Basilico, Chiaramonte, Fontana e Guidi: i viaggi nel mondo e nell'anima di quattro grandi fotografi
Roma ha tre importanti mostre di fotografia: Basilico a Palazzo Altemps sulla città eterna, Fontana con i suoi colori forti all’Ara Pacis, Guidi con un linguaggio sobrio al Maxxi. A Milano il Museo diocesano espone i luoghi dissestati visti da Chiaramonte

Quattro maestri italiani della fotografia in altrettante mostre che raccontano il loro talento, il loro pensiero attraverso lo scatto, la cura estrema nei confronti dell’architettura dell’immagine come il bisogno di esplorare luoghi vicini e lontani: ognuno a modo suo ha compiuto un viaggio nel mondo e nell’anima. Ce lo dicono tre mostre a Roma e una a Milano.

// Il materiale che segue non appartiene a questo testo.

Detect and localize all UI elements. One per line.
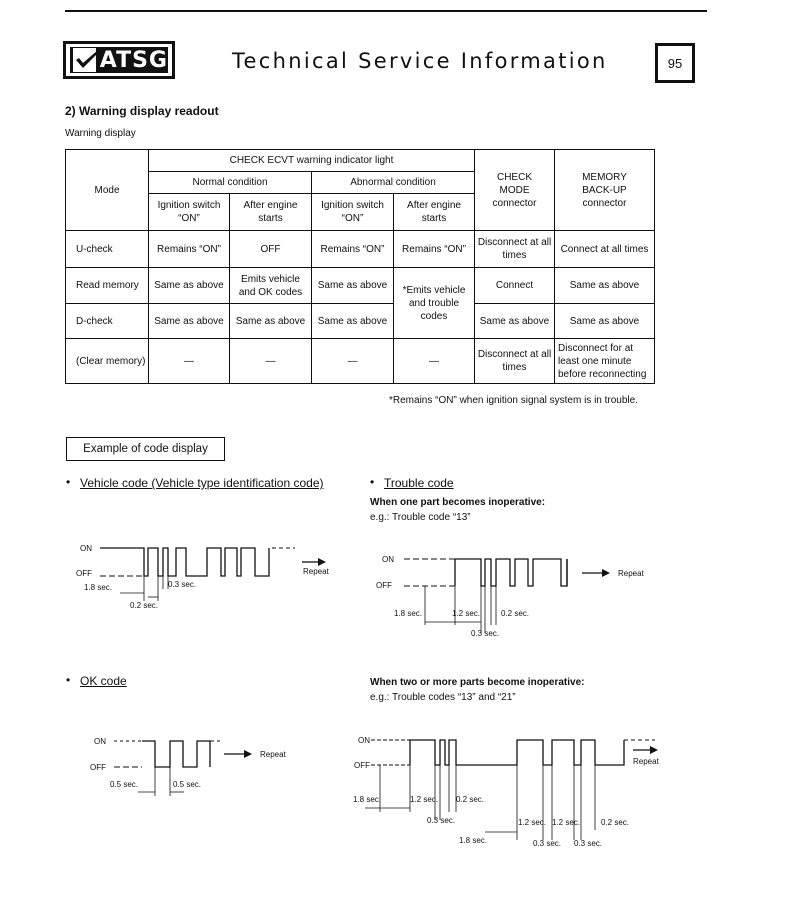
table-cell: Disconnect at all times — [475, 231, 555, 268]
bullet: • — [66, 673, 71, 687]
sub-header: After engine starts — [230, 194, 312, 231]
row-mode: U-check — [66, 231, 149, 268]
indicator-group-header: CHECK ECVT warning indicator light — [149, 150, 475, 172]
memory-backup-header: MEMORY BACK-UP connector — [555, 150, 655, 231]
repeat-label: Repeat — [633, 757, 659, 766]
time-label: 1.2 sec. — [518, 818, 547, 827]
table-footnote: *Remains “ON” when ignition signal system is in trouble. — [389, 395, 638, 406]
checkmark-icon — [73, 48, 96, 72]
time-label: 0.3 sec. — [471, 629, 500, 638]
abnormal-condition-header: Abnormal condition — [312, 172, 475, 194]
trouble-code-title: Trouble code — [384, 476, 454, 490]
sub-header: Ignition switch “ON” — [149, 194, 230, 231]
repeat-label: Repeat — [260, 750, 286, 759]
trouble-multi-description: When two or more parts become inoperative: e.g.: Trouble codes “13” and “21” — [370, 677, 585, 703]
time-label: 0.2 sec. — [130, 601, 159, 610]
vehicle-code-title: Vehicle code (Vehicle type identification code) — [80, 476, 324, 490]
time-label: 1.2 sec. — [552, 818, 581, 827]
warning-display-table — [65, 149, 655, 384]
table-row — [66, 268, 655, 304]
vehicle-code-waveform — [60, 535, 360, 615]
time-label: 1.2 sec. — [410, 795, 439, 804]
normal-condition-header: Normal condition — [149, 172, 312, 194]
table-cell: Remains “ON” — [149, 231, 230, 268]
table-cell: Remains “ON” — [394, 231, 475, 268]
time-label: 0.2 sec. — [501, 609, 530, 618]
table-row — [66, 304, 655, 339]
atsg-logo — [63, 41, 175, 79]
off-label: OFF — [76, 569, 92, 578]
table-cell: Connect — [475, 268, 555, 304]
time-label: 0.2 sec. — [601, 818, 630, 827]
page-number: 95 — [655, 43, 695, 83]
table-cell: Same as above — [475, 304, 555, 339]
ok-code-title: OK code — [80, 674, 127, 688]
time-label: 1.2 sec. — [452, 609, 481, 618]
time-label: 1.8 sec. — [459, 836, 488, 845]
repeat-label: Repeat — [303, 567, 329, 576]
table-row — [66, 339, 655, 384]
time-label: 1.8 sec. — [394, 609, 423, 618]
row-mode: (Clear memory) — [66, 339, 149, 384]
time-label: 1.8 sec. — [353, 795, 382, 804]
time-label: 0.3 sec. — [574, 839, 603, 848]
table-cell: Emits vehicle and OK codes — [230, 268, 312, 304]
table-cell: Same as above — [555, 268, 655, 304]
table-cell: — — [230, 339, 312, 384]
table-cell: OFF — [230, 231, 312, 268]
logo-text: ATSG — [99, 47, 168, 73]
table-cell: — — [312, 339, 394, 384]
bullet: • — [370, 475, 375, 489]
sub-header: Ignition switch “ON” — [312, 194, 394, 231]
time-label: 0.3 sec. — [168, 580, 197, 589]
ok-code-waveform — [80, 730, 320, 800]
time-label: 0.2 sec. — [456, 795, 485, 804]
table-cell: Same as above — [230, 304, 312, 339]
row-mode: D-check — [66, 304, 149, 339]
example-box: Example of code display — [66, 437, 225, 461]
on-label: ON — [80, 544, 92, 553]
time-label: 0.3 sec. — [533, 839, 562, 848]
row-mode: Read memory — [66, 268, 149, 304]
time-label: 0.5 sec. — [110, 780, 139, 789]
off-label: OFF — [90, 763, 106, 772]
time-label: 0.5 sec. — [173, 780, 202, 789]
table-row — [66, 231, 655, 268]
on-label: ON — [94, 737, 106, 746]
table-cell: — — [149, 339, 230, 384]
time-label: 0.3 sec. — [427, 816, 456, 825]
time-label: 1.8 sec. — [84, 583, 113, 592]
table-cell: — — [394, 339, 475, 384]
table-cell: Same as above — [149, 304, 230, 339]
mode-header: Mode — [66, 150, 149, 231]
repeat-label: Repeat — [618, 569, 644, 578]
bullet: • — [66, 475, 71, 489]
table-cell: Disconnect for at least one minute before reconnecting — [555, 339, 655, 384]
trouble-one-description: When one part becomes inoperative: e.g.: Trouble code “13” — [370, 497, 546, 523]
table-cell: Same as above — [312, 304, 394, 339]
section-subheading: Warning display — [65, 128, 136, 139]
table-cell: Remains “ON” — [312, 231, 394, 268]
table-cell: Disconnect at all times — [475, 339, 555, 384]
table-cell: *Emits vehicle and trouble codes — [394, 268, 475, 339]
table-cell: Same as above — [149, 268, 230, 304]
off-label: OFF — [376, 581, 392, 590]
page-title: Technical Service Information — [232, 49, 608, 73]
check-mode-header: CHECK MODE connector — [475, 150, 555, 231]
table-cell: Connect at all times — [555, 231, 655, 268]
on-label: ON — [358, 736, 370, 745]
table-cell: Same as above — [555, 304, 655, 339]
sub-header: After engine starts — [394, 194, 475, 231]
top-rule — [65, 10, 707, 12]
table-cell: Same as above — [312, 268, 394, 304]
off-label: OFF — [354, 761, 370, 770]
trouble-codes-13-21-waveform — [345, 730, 675, 855]
section-heading: 2) Warning display readout — [65, 104, 219, 118]
on-label: ON — [382, 555, 394, 564]
trouble-code-13-waveform — [370, 545, 660, 645]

Partiamo dalla capitale. Palazzo Altemps, che con le sue antichità fa parte del Museo nazionale romano del Ministero della cultura, propone le foto su Roma di Gabriele Basilico. A poca distanza sul lungo Tevere il Museo dell’Ara Pacis ospita una vasta e completa retrospettiva di Franco Fontana, il fotografo amante del colore netto, spesso squillante, delle linee nette fino all’astrazione. Nel quartiere Flaminio il Museo Maxxi compie una ricognizione completa sul lavoro di Guido Guidi. Infine Milano: il Museo diocesano documenta il lavoro di Giovanni Chiaramonte.
Si sente l’eco di Luigi Ghirri
Guardando le foto di Chiaramonte, Guidi, sotto certi aspetti anche quelle di Basilico, è forse d’obbligo ricordare Luigi Ghirri, il fotografo emiliano morto ad appena 49 anni nel 1992 perché si intravedono o si vedono i semi di un suo progetto collettivo con una ventina di colleghi, lo storico “Viaggio in Italia” del 1984: fu una mostra e un libro per vedere il nostro Paese con un altro occhio, senza retorica, spesso nella sua realtà in apparenza più banale e quotidiana che invece non è affatto banale e merita uno sguardo. Viene da rammentare Ghirri perché pare di vedere il suo intendimento soprattutto etico verso la fotografia e perché se per caso qualcuno va a Parigi per le feste, sappia che quel “Viaggio in Italia” è fino all’8 gennaio all’Istituto di cultura italiano.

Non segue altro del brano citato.